Par Elsa Girard-Basset | Journaliste web
Habitué à provoquer les rires et à attirer l’attention, Jamel Debbouze n’est pas du genre à passer inaperçu. Même dans des contextes solennels, l’humoriste aime casser les codes. Mais lors d’une finale de Roland-Garros, son enthousiasme débordant a fini par poser problème. Au point de contraindre l’arbitre à intervenir directement.
Figure emblématique de l’humour et du cinéma français, Jamel Debbouze s’est forgé une réputation de trublion sympathique, toujours prompt à improviser une blague ou à lancer une vanne. En 2021, le comédien découvre pourtant un univers qui lui est totalement étranger en assistant, pour la première fois de sa vie, à un match de tennis à Roland-Garros. Il est alors présent en tribunes lors de la finale féminine opposant Barbora Krejcikova à Anastasia Pavlyuchenkova.
Loin des ambiances électriques des stades de football ou des salles de spectacle, le cadre feutré du court Philippe-Chatrier impose des règles strictes, notamment en matière de silence et de concentration. Des codes que l’acteur ne maîtrise pas encore. Très vite, ses interventions sonores et ses plaisanteries tombent au mauvais moment, perturbant le déroulement du match et attirant l’attention de l’arbitre de chaise.
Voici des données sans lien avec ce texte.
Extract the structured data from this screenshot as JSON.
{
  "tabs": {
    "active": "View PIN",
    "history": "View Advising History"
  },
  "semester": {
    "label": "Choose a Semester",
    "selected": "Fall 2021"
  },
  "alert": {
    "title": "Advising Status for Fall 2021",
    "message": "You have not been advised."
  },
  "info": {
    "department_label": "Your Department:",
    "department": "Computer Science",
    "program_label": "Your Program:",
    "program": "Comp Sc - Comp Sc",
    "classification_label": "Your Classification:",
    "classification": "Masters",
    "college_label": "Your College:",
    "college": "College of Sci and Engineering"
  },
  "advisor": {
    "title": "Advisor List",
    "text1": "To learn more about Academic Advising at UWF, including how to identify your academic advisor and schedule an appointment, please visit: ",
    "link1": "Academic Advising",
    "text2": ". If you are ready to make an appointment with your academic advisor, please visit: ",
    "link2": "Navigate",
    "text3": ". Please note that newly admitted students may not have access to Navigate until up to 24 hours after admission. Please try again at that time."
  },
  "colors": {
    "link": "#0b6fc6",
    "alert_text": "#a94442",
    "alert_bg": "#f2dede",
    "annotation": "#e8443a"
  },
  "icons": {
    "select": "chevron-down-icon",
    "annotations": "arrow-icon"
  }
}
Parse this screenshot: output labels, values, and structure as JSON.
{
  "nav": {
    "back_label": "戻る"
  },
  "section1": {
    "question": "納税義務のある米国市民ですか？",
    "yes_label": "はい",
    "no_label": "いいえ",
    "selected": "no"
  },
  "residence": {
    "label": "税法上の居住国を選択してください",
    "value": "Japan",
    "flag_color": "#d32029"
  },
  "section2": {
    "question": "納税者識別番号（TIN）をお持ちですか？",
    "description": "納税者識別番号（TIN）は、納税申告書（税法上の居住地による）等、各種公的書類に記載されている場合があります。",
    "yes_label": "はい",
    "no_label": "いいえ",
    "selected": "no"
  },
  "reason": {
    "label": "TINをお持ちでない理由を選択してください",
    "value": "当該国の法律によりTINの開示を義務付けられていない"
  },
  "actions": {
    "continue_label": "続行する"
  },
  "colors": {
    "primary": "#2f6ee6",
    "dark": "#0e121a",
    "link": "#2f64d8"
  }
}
Aux commandes de cette finale, l’arbitre international français Kader Nouni se retrouve confronté à un spectateur pour le moins envahissant, installé juste en face de lui. Plusieurs années plus tard, il est revenu sur cet épisode au micro d’Eurosport, en racontant précisément la scène qui l’a poussé à agir :
“Pendant la finale femmes. Il y avait Jamel Debbouze qui, au début du match, commence à crier, mais pas au bon moment. Le timing n’est pas bon quand il encourage les joueuses. Et je me dis que ça va être compliqué à gérer. Il était juste en face de moi, dans le coin à gauche, en loge. Il parlait ou il faisait des blagues juste avant que les joueuses servent. Je me dis ‘Aïe aïe aïe’ et je lui envoie quelqu’un de la sécurité pour essayer de lui expliquer un petit peu ce qu’il ne faut pas faire.
Ça se passe, et puis au début du troisième set, au changement de côté, il s’adresse à moi : ‘Hé, Barry White, Barry White !’ Il m’interpelle directement. Je lui fais coucou, je lui dis ‘C’est bon, basta’ et il n’arrête pas ‘Je te kiffe, je te kiffe !’. Bref, après le match, je voulais le voir parce que je suis fan de lui depuis que je suis gamin et encore aujourd’hui. Pour le saluer et lui dire ‘Voilà, je t’ai envoyé la sécurité mais ce n’est pas grave’. Mais il part et je ne le vois pas.”
L’histoire aurait pu s’arrêter là, mais l’arbitre français décide finalement de reprendre contact avec l’acteur par l’intermédiaire d’un ami commun. Grâce à Marc-Antoine Le Bret, invité du Marrakech du rire, le message passe rapidement. Kader Nouni raconte la suite de cet échange inattendu :
“J’appelle alors mon ami imitateur Marc-Antoine Le Bret, qui avait été invité au Marrakech du rire, pour lui demander s’il n’a pas son numéro et s’il peut lui envoyer un SMS en lui disant que l’arbitre de la finale de Roland-Garros aimerait lui parler. Deux minutes plus tard, il me répond ‘C’est bon Kader, il m’a dit que tu pouvais l’appeler, il aimerait s’excuser’.
J’appelle donc Jamel et on discute pendant dix minutes. Il m’a dit ‘Je suis désolé, c’est la première fois que je venais à Roland-Garros et que j’assistais à un match de tennis. Mais je dois te dire, tu as une voix de ouf’. Je lui ai dit ‘Quand tu veux, je te fais la présentation du Jamel Comedy Club, même en guest si tu veux’ et il m’a dit ‘Pourquoi pas, pourquoi pas ?’”
Cet épisode restera comme l’une des anecdotes les plus insolites vécues par Kader Nouni sur une chaise d’arbitre. Quant à Jamel Debbouze, nul doute que cette première expérience porte d’Auteuil lui aura permis d’intégrer durablement les règles de savoir-vivre propres au tennis. Une leçon apprise sur le tas, mais qui s’est conclue dans un esprit de respect mutuel.